Harvard University | CS 238 | Spring 2023

This edition of Optimized Democracy is over

Time and location: MW 11:15am-12:30pm ET at SEC LL2.223

Instructor: Ariel Procaccia 

Optimized Democracy examines the mathematical and algorithmic foundations of democracy, running the gamut from theory to applications. The goal is to provide students with a rigorous perspective on, and a technical toolbox for, the design of better democratic systems. 

Topics include computational social choice (identifying optimal voting rules), fair division with applications to political redistricting (avoiding gerrymandering) and apportionment (allocating seats on a representative body), sortition (randomly selecting citizens' assemblies), liquid democracy (transitively delegating votes), and weighted voting games (analyzing legislative power through cooperative game theory). For a detailed list of topics see the course schedule.

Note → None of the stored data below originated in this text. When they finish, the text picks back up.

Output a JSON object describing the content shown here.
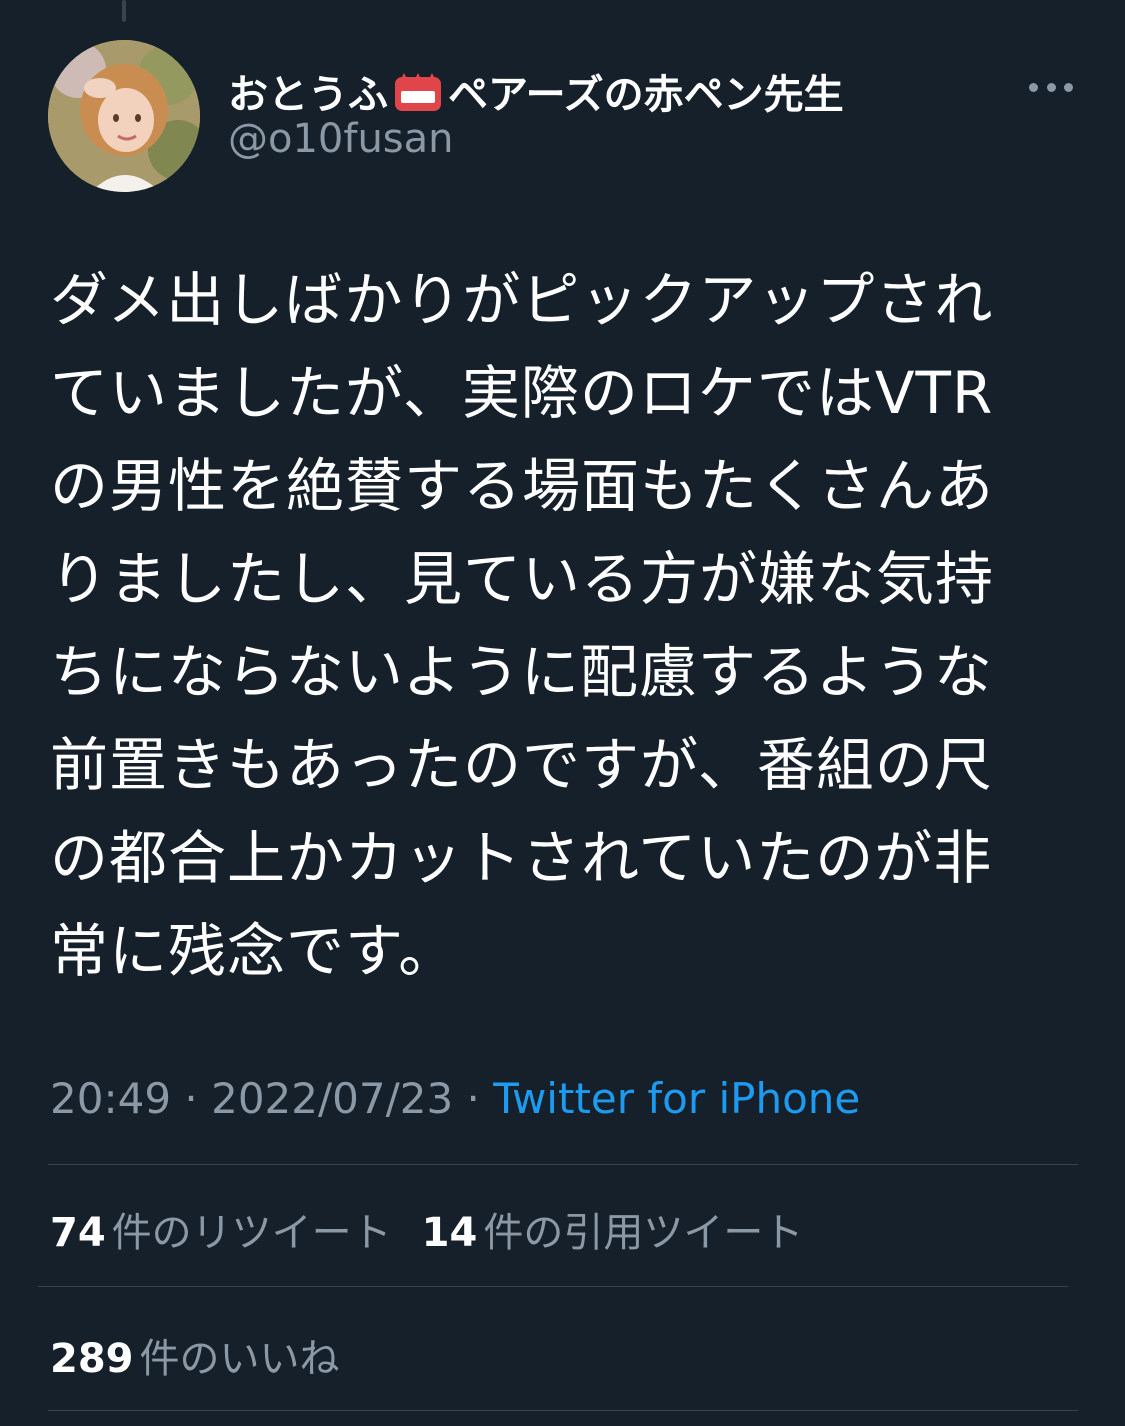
{
  "author": {
    "display_name_prefix": "おとうふ",
    "badge_icon": "red-pen-crown-icon",
    "display_name_suffix": "ペアーズの赤ペン先生",
    "handle": "@o10fusan"
  },
  "tweet": {
    "lines": [
      "ダメ出しばかりがピックアップされ",
      "ていましたが、実際のロケではVTR",
      "の男性を絶賛する場面もたくさんあ",
      "りましたし、見ている方が嫌な気持",
      "ちにならないように配慮するような",
      "前置きもあったのですが、番組の尺",
      "の都合上かカットされていたのが非",
      "常に残念です。"
    ]
  },
  "meta": {
    "time": "20:49",
    "separator": " · ",
    "date": "2022/07/23",
    "source": "Twitter for iPhone"
  },
  "stats": {
    "retweets_count": "74",
    "retweets_label": "件のリツイート",
    "quotes_count": "14",
    "quotes_label": "件の引用ツイート",
    "likes_count": "289",
    "likes_label": "件のいいね"
  },
  "colors": {
    "background": "#15202b",
    "secondary_text": "#8b98a5",
    "link": "#1d9bf0",
    "divider": "#38444d"
  }
}
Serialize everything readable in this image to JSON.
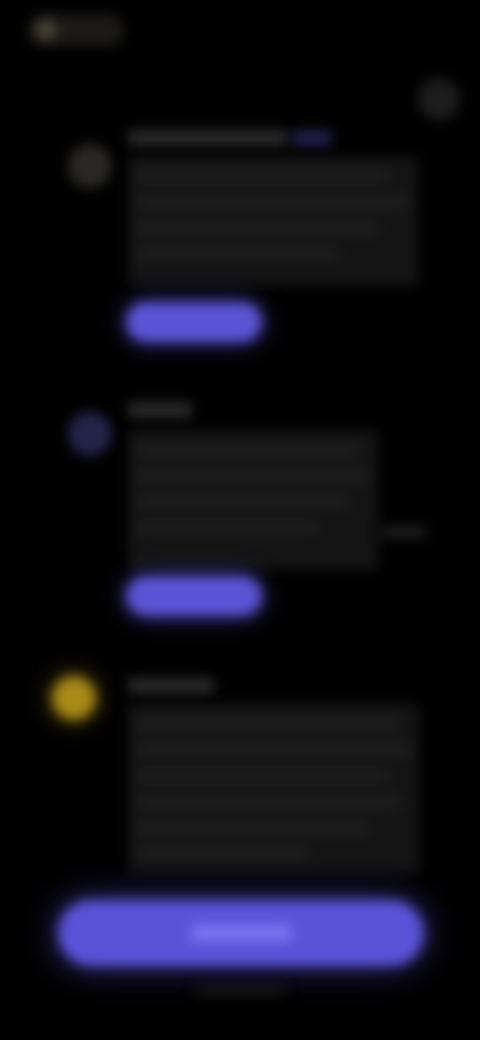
{
  "colors": {
    "background": "#000000",
    "accent": "#5b54d6",
    "step_one_icon": "#2a2824",
    "step_two_icon": "#24244a",
    "step_three_icon": "#a88a16",
    "card": "#141414"
  },
  "header": {
    "back_icon": "back-icon",
    "close_icon": "close-icon"
  },
  "steps": [
    {
      "icon": "step-one-icon"
    },
    {
      "icon": "step-two-icon"
    },
    {
      "icon": "step-three-icon"
    }
  ],
  "primary_action": {}
}
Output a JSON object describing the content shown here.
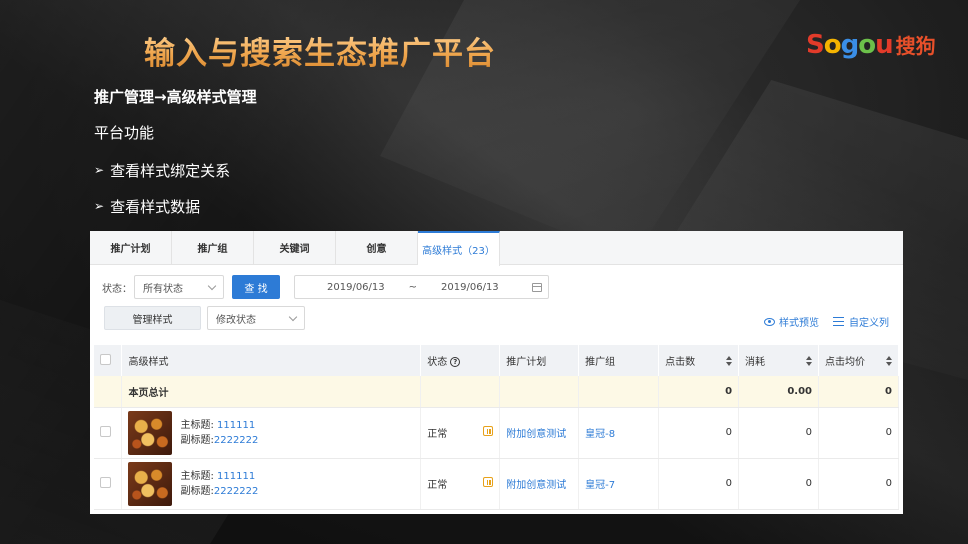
{
  "slide": {
    "title": "输入与搜索生态推广平台",
    "logo": {
      "letters": [
        "S",
        "o",
        "g",
        "o",
        "u"
      ],
      "letter_colors": [
        "#e23b2a",
        "#f5b400",
        "#3a8ee6",
        "#6cc04a",
        "#e23b2a"
      ],
      "cn": "搜狗"
    },
    "heading": "推广管理→高级样式管理",
    "subheading": "平台功能",
    "items": [
      "查看样式绑定关系",
      "查看样式数据"
    ],
    "arrow_glyph": "➢"
  },
  "panel": {
    "tabs": [
      "推广计划",
      "推广组",
      "关键词",
      "创意",
      "高级样式（23）"
    ],
    "active_tab": 4,
    "filters": {
      "status_label": "状态：",
      "status_value": "所有状态",
      "search_label": "查 找",
      "date_start": "2019/06/13",
      "date_sep": "~",
      "date_end": "2019/06/13"
    },
    "actions": {
      "manage_label": "管理样式",
      "modify_status_value": "修改状态",
      "preview_label": "样式预览",
      "custom_cols_label": "自定义列"
    },
    "table": {
      "headers": [
        "高级样式",
        "状态",
        "推广计划",
        "推广组",
        "点击数",
        "消耗",
        "点击均价"
      ],
      "total_label": "本页总计",
      "total_values": [
        "0",
        "0.00",
        "0"
      ],
      "rows": [
        {
          "main_prefix": "主标题: ",
          "main": "111111",
          "sub_prefix": "副标题:",
          "sub": "2222222",
          "status": "正常",
          "plan": "附加创意测试",
          "group": "皇冠-8",
          "clicks": "0",
          "cost": "0",
          "cpc": "0"
        },
        {
          "main_prefix": "主标题: ",
          "main": "111111",
          "sub_prefix": "副标题:",
          "sub": "2222222",
          "status": "正常",
          "plan": "附加创意测试",
          "group": "皇冠-7",
          "clicks": "0",
          "cost": "0",
          "cpc": "0"
        }
      ]
    }
  }
}
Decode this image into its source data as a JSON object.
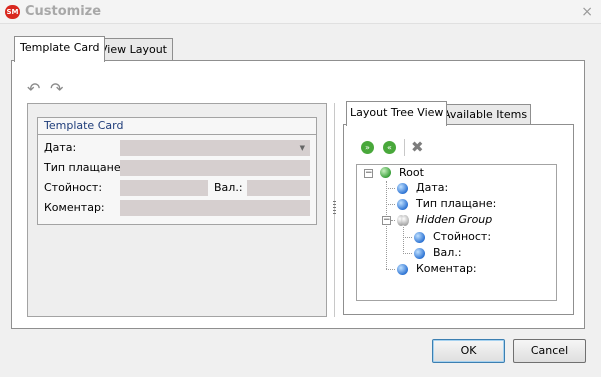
{
  "window": {
    "title": "Customize",
    "app_icon_text": "SM",
    "close_glyph": "×"
  },
  "outer_tabs": [
    "Template Card",
    "View Layout"
  ],
  "toolbar": {
    "undo_icon": "undo-arrow",
    "redo_icon": "redo-arrow"
  },
  "card": {
    "title": "Template Card",
    "fields": {
      "date_label": "Дата:",
      "payment_type_label": "Тип плащане:",
      "value_label": "Стойност:",
      "currency_label": "Вал.:",
      "comment_label": "Коментар:"
    }
  },
  "right_tabs": [
    "Layout Tree View",
    "Available Items"
  ],
  "tree": {
    "root": "Root",
    "items": {
      "date": "Дата:",
      "payment_type": "Тип плащане:",
      "hidden_group": "Hidden Group",
      "value": "Стойност:",
      "currency": "Вал.:",
      "comment": "Коментар:"
    }
  },
  "buttons": {
    "ok": "OK",
    "cancel": "Cancel"
  },
  "colors": {
    "field_bg": "#d6cfcf",
    "group_title": "#1f3d7a",
    "node_ball": "#2f75d4"
  }
}
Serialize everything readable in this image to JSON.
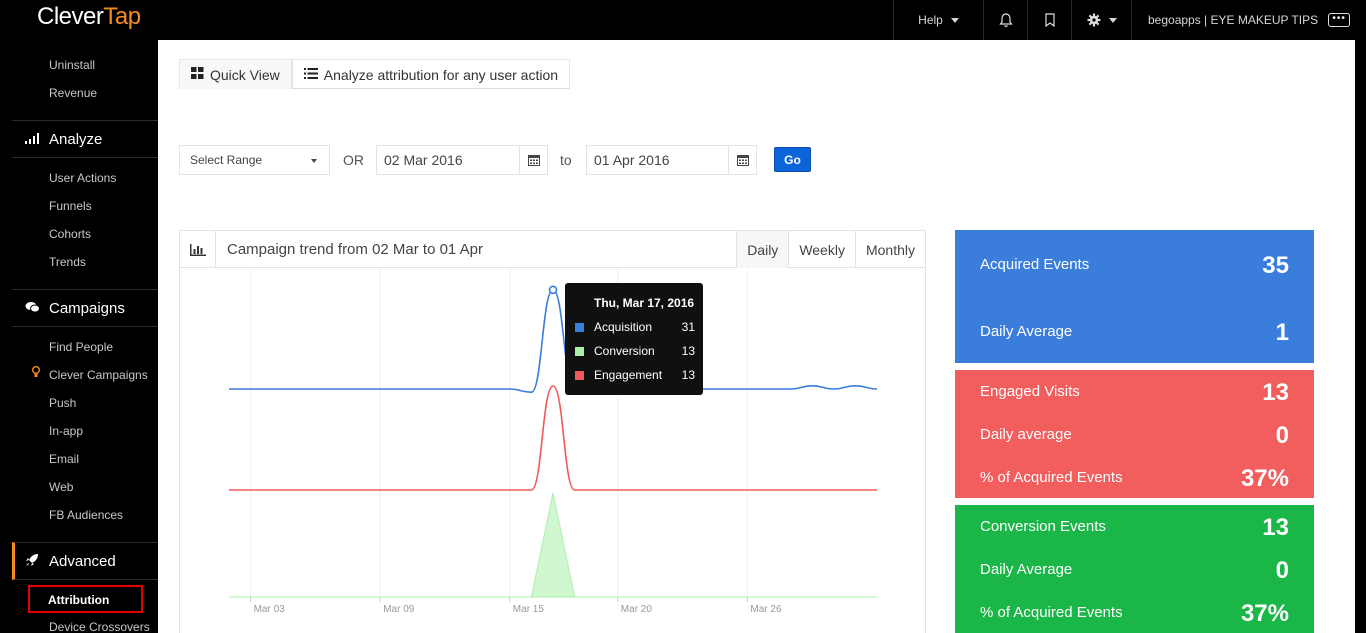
{
  "brand": {
    "part1": "Clever",
    "part2": "Tap"
  },
  "topnav": {
    "help": "Help",
    "account": "begoapps | EYE MAKEUP TIPS",
    "more": "•••"
  },
  "sidebar": {
    "items_top": [
      "Uninstall",
      "Revenue"
    ],
    "analyze": {
      "title": "Analyze",
      "items": [
        "User Actions",
        "Funnels",
        "Cohorts",
        "Trends"
      ]
    },
    "campaigns": {
      "title": "Campaigns",
      "items": [
        "Find People",
        "Clever Campaigns",
        "Push",
        "In-app",
        "Email",
        "Web",
        "FB Audiences"
      ]
    },
    "advanced": {
      "title": "Advanced",
      "items": [
        "Attribution",
        "Device Crossovers"
      ]
    }
  },
  "tabs": {
    "quick_view": "Quick View",
    "analyze_attr": "Analyze attribution for any user action"
  },
  "range": {
    "select": "Select Range",
    "or": "OR",
    "from": "02 Mar 2016",
    "to_label": "to",
    "to": "01 Apr 2016",
    "go": "Go"
  },
  "card": {
    "title": "Campaign trend from 02 Mar to 01 Apr",
    "periods": [
      "Daily",
      "Weekly",
      "Monthly"
    ]
  },
  "chart_data": {
    "type": "line",
    "title": "Campaign trend from 02 Mar to 01 Apr",
    "x_ticks": [
      "Mar 03",
      "Mar 09",
      "Mar 15",
      "Mar 20",
      "Mar 26"
    ],
    "x": [
      "Mar 02",
      "Mar 03",
      "Mar 04",
      "Mar 05",
      "Mar 06",
      "Mar 07",
      "Mar 08",
      "Mar 09",
      "Mar 10",
      "Mar 11",
      "Mar 12",
      "Mar 13",
      "Mar 14",
      "Mar 15",
      "Mar 16",
      "Mar 17",
      "Mar 18",
      "Mar 19",
      "Mar 20",
      "Mar 21",
      "Mar 22",
      "Mar 23",
      "Mar 24",
      "Mar 25",
      "Mar 26",
      "Mar 27",
      "Mar 28",
      "Mar 29",
      "Mar 30",
      "Mar 31",
      "Apr 01"
    ],
    "series": [
      {
        "name": "Acquisition",
        "color": "#3a7ddb",
        "values": [
          0,
          0,
          0,
          0,
          0,
          0,
          0,
          0,
          0,
          0,
          0,
          0,
          0,
          0,
          -1,
          31,
          0,
          0,
          0,
          0,
          0,
          0,
          0,
          0,
          0,
          0,
          0,
          1,
          0,
          1,
          0
        ]
      },
      {
        "name": "Engagement",
        "color": "#f15a5a",
        "values": [
          0,
          0,
          0,
          0,
          0,
          0,
          0,
          0,
          0,
          0,
          0,
          0,
          0,
          0,
          0,
          13,
          0,
          0,
          0,
          0,
          0,
          0,
          0,
          0,
          0,
          0,
          0,
          0,
          0,
          0,
          0
        ]
      },
      {
        "name": "Conversion",
        "color": "#aaf0a8",
        "values": [
          0,
          0,
          0,
          0,
          0,
          0,
          0,
          0,
          0,
          0,
          0,
          0,
          0,
          0,
          0,
          13,
          0,
          0,
          0,
          0,
          0,
          0,
          0,
          0,
          0,
          0,
          0,
          0,
          0,
          0,
          0
        ]
      }
    ],
    "tooltip": {
      "date": "Thu, Mar 17, 2016",
      "rows": [
        {
          "name": "Acquisition",
          "value": 31,
          "color": "#3a7ddb"
        },
        {
          "name": "Conversion",
          "value": 13,
          "color": "#aaf0a8"
        },
        {
          "name": "Engagement",
          "value": 13,
          "color": "#f15a5a"
        }
      ]
    }
  },
  "stats": {
    "acquired": {
      "label": "Acquired Events",
      "value": "35",
      "avg_label": "Daily Average",
      "avg": "1",
      "color": "#3a7ddb"
    },
    "engaged": {
      "label": "Engaged Visits",
      "value": "13",
      "avg_label": "Daily average",
      "avg": "0",
      "pct_label": "% of Acquired Events",
      "pct": "37%",
      "color": "#f25d5d"
    },
    "conversion": {
      "label": "Conversion Events",
      "value": "13",
      "avg_label": "Daily Average",
      "avg": "0",
      "pct_label": "% of Acquired Events",
      "pct": "37%",
      "color": "#1ab748"
    }
  }
}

Recommended preparation: Students should have a basic understanding of probability theory and algorithms. Examples of concepts that are useful to know include Markov chains, concentration inequalities, NP-hardness and linear programming. Mathematical maturity (following proof sketches in real time) is expected. Although this is primarily a graduate course, undergraduate students who have previously taken Stat 110 and CS 124 (or similar courses) are very welcome. 

Requirements: Grades are based on four homework assignments (10% × 4 = 40%), participation (15%), and research project (45%). The research project should raise novel technical questions and provide some nontrivial answers.